According to Chen Xinzhan, Director of Technology for Epsilon, several reasons had contributed to its push for cloud technology. Epsilon had built an e-mail marketing and customer communications platform for a leading client in the fast-moving consumer goods industry, whose large number of franchisees in the Asia-Pacific region use the platform to manage and track marketing campaigns and launch new promotions.

“From a business standpoint, our client had experienced bad end-user response while using the application. We uncovered certain inefficiencies in our platform, the most significant of which include high latency and our clients’ inability to create and execute the campaigns they wanted. We found that a lot of these had to do with infrastructure issues,” states Chen.

Moving to the Cloud

Epsilon’s cloud migration journey was quite like changing the engine of a car already speeding down the highway, according to Chen. The platform it was looking to migrate into AWS was sending at least 1.5 million messages a day, with around 2,000 concurrent users. “We couldn’t afford any interruptions to daily business operations,” says Chen.

It was a daunting task for his eight-man team comprised mostly of project managers. “While we’d have external people coming in to help out, we had no real infrastructure person. At the beginning of our cloud journey, we didn’t really know what to do and where to go on from there,” he admits.

Migrating its current production system into AWS, without leading to any service interruptions for its client, was vital. To ensure this speedy, seamless migration, the company tapped Rackspace. “We didn’t want to move our platform onto a place whereby there would be no extendability or might have a chance to be obsolete, which is why we chose AWS. We knew that out of the cloud solutions available in the market, it is definitely the most established. We chose Rackspace not only because we’ve already had prior working experience with them, but because they have the most number of certifications of any organization. That tells me there’s a critical mass of knowledge there,” says Chen.

Migrating databases across platforms is not only time-consuming, but exceedingly complex. Utilizing Rackspace Fanatical Support for AWS to manage the move, Epsilon reports its users did not even notice it had undergone migration as the vendor blends automation, technology and human expertise to deliver ongoing architecture management, security service, and 24/7 operations.

According to Matthew Nethaway, Head of Solution Architect, Rackspace, there are a few areas in which Rackspace plugs into the business. “We have a team of solution architects based out of Hong Kong and we work with customers to design a platform that would meet the business requirements. These are things like auto scanning, making sure the solutions are spread across multiple availabilities and ensure there is high availability,” explains Nethaway, adding that the aim is to build “a self-healing, self-scaling environment” for the customers, such that they don’t have to worry about having the manpower to manually scale and add in additional instances.

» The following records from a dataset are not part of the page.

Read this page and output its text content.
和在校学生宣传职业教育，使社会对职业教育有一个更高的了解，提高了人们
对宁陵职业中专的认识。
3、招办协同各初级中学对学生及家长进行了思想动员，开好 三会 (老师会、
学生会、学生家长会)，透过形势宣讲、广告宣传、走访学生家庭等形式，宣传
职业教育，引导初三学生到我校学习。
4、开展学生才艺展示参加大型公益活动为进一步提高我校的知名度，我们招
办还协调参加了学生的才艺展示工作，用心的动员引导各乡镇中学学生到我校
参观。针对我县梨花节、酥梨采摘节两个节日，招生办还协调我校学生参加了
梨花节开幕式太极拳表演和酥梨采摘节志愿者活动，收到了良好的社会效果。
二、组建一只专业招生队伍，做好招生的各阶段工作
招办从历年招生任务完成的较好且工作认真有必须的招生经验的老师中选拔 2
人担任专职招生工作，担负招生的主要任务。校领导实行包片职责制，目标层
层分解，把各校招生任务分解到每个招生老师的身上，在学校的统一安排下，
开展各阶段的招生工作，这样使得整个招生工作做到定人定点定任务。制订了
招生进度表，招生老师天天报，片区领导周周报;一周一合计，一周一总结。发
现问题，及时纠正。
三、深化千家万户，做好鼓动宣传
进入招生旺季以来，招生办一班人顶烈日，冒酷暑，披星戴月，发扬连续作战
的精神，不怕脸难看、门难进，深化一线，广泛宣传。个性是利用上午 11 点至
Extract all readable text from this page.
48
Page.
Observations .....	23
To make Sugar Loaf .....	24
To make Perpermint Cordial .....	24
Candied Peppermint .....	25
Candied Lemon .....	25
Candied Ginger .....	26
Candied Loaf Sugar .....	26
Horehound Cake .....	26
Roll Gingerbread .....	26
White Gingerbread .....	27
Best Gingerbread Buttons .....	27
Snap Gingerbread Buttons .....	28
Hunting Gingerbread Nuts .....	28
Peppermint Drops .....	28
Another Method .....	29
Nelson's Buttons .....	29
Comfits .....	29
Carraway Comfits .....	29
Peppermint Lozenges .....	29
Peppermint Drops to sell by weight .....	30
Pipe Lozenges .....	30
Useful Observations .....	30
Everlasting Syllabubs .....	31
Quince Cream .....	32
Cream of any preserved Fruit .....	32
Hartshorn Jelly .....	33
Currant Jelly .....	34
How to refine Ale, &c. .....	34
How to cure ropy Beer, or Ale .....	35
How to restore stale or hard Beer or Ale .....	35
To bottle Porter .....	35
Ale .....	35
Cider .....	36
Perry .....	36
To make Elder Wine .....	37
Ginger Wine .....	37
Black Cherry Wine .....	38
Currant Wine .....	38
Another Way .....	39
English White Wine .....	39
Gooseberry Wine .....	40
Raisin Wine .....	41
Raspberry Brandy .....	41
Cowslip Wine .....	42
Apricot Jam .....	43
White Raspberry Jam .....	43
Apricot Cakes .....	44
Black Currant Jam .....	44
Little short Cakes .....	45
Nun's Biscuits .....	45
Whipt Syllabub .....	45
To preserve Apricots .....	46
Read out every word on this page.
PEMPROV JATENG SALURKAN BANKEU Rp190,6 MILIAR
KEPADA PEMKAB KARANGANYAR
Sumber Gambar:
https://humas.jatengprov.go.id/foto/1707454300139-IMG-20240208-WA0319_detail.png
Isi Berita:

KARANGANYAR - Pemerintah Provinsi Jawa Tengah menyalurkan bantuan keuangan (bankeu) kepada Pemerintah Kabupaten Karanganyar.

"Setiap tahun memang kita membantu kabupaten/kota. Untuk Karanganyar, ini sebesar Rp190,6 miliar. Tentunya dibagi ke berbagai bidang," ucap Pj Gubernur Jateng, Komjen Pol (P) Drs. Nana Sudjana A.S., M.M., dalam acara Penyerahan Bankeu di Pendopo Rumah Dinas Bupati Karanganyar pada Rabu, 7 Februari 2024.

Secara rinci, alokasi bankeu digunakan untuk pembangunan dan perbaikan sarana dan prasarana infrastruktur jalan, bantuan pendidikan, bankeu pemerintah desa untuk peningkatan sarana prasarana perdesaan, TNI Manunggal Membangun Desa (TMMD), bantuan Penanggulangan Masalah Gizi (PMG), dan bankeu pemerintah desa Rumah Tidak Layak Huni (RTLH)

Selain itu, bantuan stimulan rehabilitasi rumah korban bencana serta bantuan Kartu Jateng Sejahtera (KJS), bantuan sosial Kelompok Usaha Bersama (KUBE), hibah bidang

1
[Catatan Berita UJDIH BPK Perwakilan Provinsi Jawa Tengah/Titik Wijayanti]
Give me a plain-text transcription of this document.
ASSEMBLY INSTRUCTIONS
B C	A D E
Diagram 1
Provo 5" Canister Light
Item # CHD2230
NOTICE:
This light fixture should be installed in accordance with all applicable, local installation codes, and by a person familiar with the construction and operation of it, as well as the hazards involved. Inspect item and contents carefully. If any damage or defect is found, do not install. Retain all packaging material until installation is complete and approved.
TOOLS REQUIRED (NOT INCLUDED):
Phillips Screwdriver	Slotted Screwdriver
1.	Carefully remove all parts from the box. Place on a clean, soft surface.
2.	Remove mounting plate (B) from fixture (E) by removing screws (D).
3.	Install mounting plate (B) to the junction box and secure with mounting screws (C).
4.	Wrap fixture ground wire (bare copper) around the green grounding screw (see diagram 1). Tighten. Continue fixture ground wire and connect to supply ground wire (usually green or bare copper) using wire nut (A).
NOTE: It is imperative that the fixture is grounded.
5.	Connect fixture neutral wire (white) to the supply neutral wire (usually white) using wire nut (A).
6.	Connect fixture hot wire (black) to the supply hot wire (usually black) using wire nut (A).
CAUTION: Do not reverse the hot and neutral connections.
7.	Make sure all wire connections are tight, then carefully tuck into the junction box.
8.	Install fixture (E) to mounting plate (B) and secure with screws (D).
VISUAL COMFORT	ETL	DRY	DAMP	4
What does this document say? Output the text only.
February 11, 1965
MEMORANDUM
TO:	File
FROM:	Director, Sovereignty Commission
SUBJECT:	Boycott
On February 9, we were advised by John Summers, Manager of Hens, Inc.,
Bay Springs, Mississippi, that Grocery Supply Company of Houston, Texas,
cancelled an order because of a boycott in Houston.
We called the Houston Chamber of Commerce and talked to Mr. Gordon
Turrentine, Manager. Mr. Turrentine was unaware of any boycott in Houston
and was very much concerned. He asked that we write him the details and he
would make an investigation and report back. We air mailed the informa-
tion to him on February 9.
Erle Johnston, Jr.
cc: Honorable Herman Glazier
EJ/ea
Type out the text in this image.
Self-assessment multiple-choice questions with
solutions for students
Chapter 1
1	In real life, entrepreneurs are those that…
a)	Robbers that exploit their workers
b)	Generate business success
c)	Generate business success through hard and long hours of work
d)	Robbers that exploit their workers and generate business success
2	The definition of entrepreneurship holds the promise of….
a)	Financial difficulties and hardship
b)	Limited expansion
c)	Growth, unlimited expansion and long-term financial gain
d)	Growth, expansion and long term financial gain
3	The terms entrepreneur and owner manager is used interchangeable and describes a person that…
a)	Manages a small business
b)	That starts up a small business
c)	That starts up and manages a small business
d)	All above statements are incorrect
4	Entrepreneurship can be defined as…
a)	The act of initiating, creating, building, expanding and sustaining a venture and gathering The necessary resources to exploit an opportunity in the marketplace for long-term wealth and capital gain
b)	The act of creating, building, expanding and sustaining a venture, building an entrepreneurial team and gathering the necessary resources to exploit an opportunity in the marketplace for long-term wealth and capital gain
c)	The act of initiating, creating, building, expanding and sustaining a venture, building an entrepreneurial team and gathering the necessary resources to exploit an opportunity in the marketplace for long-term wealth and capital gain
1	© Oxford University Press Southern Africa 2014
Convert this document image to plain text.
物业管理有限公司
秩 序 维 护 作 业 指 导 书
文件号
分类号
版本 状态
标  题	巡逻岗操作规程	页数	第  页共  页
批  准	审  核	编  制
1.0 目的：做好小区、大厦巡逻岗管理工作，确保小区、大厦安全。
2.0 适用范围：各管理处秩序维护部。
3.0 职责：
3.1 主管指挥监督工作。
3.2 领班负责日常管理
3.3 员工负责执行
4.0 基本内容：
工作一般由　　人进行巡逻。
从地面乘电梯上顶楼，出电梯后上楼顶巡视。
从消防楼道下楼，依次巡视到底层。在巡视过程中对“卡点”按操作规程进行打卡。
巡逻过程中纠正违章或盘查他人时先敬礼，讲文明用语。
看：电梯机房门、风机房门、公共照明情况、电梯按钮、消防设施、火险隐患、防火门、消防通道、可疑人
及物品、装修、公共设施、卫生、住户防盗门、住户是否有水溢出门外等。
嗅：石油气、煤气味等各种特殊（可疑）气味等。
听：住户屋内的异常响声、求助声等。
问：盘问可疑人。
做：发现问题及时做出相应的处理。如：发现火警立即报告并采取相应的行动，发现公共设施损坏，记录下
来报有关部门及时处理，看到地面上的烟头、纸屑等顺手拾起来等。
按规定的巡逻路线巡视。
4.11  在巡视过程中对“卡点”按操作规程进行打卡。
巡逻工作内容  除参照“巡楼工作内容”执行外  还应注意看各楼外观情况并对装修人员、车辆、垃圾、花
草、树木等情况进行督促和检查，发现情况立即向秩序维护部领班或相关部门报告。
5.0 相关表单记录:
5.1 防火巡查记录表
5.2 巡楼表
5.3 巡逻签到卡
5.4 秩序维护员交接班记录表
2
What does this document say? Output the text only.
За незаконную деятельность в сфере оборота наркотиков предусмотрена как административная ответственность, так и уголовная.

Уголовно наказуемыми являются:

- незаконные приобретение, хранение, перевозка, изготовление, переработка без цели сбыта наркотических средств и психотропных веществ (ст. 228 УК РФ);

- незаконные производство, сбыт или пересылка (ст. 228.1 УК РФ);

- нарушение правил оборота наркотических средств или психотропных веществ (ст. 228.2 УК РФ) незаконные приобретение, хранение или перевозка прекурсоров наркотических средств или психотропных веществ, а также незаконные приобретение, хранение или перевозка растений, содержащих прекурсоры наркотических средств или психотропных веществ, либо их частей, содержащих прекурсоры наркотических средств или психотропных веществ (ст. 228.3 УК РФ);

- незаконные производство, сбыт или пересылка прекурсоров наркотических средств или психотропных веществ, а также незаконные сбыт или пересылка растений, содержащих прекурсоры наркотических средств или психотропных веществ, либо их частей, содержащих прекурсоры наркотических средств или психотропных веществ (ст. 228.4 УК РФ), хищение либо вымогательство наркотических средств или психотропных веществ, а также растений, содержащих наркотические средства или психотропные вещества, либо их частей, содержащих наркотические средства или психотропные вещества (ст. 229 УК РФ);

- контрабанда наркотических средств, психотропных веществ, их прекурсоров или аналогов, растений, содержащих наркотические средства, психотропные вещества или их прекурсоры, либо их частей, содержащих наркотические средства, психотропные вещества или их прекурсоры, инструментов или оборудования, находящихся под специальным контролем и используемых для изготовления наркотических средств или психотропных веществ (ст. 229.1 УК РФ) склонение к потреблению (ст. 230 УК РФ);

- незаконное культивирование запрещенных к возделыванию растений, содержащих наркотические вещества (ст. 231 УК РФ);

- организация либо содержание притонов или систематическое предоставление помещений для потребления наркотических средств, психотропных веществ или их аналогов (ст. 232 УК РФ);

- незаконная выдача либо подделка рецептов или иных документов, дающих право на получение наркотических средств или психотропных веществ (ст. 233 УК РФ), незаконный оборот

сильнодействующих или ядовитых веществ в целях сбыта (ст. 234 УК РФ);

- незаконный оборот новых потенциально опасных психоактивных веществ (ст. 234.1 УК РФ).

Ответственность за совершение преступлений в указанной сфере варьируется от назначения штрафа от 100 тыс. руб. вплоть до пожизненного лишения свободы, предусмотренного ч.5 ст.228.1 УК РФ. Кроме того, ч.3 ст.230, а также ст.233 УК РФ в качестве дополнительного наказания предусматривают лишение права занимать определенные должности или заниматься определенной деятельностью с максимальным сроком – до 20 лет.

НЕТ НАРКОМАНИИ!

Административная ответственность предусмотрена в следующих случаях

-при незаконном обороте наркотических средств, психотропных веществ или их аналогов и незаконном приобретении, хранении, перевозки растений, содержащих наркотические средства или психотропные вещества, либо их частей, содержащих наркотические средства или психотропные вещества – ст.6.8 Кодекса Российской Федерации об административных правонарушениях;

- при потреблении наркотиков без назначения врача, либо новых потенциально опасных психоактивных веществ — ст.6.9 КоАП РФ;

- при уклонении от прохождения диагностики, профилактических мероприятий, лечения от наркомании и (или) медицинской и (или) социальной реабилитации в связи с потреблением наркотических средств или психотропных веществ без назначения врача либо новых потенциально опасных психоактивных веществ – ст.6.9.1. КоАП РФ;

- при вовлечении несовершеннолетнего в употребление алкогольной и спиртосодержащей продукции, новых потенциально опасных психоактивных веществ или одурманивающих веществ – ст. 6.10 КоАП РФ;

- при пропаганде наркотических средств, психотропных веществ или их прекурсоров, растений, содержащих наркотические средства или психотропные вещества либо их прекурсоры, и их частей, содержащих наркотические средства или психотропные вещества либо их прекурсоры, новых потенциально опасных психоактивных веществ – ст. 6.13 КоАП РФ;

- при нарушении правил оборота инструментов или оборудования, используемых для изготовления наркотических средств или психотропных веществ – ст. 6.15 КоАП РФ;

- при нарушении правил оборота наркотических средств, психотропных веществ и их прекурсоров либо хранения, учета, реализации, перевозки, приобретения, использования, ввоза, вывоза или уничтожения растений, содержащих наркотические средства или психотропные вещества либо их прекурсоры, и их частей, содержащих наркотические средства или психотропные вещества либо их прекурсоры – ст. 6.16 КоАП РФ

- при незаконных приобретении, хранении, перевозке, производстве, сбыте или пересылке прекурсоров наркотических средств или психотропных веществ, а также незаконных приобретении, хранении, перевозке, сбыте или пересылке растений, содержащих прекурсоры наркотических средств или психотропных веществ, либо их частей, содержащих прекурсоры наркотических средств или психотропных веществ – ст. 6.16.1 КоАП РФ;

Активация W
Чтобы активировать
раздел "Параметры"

“We set it up so they just automatically occur,” states Nethaway. “We make sure that a company is able to match their infrastructure spend with traffic peaks and troughs.”

Benefits and Challenges

Most organizations looking to jump into the cloud begin their journeys with the mindset that there will be initial cost savings. Nethaway, however, points out that this may not always be the case. “Whilst over time companies may be able to optimize the platform to take advantage of some cloud benefits like auto-scaling, initially they may not necessarily be in that level of cost savings. There’s a need to optimize the application and platform first in order to take advantage of these cloud benefits. Obviously that goes back on the customer side—whether they have the knowledge and expertise internally to reap such benefits,” he explains.

In the case of Epsilon, one of the key advantages of leveraging Rackspace’s Managed Services on AWS was that it enabled the company to focus on its core business: managing the application to support customer engagement and brand building for its clients. With Amazon as their infrastructure provider and Rackspace managing their cloud migration, Epsilon matched two best-of-breed products, according to Chen. He relates that his team is quite satisfied with their migration journey and reports to have reduced the amount of latency by 80 percent. “This allows our users to do their daily work very quickly and they can go on to tend to their business instead of fussing over page-coding issues,” he says.

“Epsilon takes a very customer first approach, and obviously Rackspace is an organization that does as well. We have a great synergy there,” says Nethaway. “For the gaps in companies like Epsilon—who have no teams of developers internally and don’t necessarily have infrastructure teams available—Rackspace acts as a bridge. We’re essentially the extension of their IT teams,” he shares.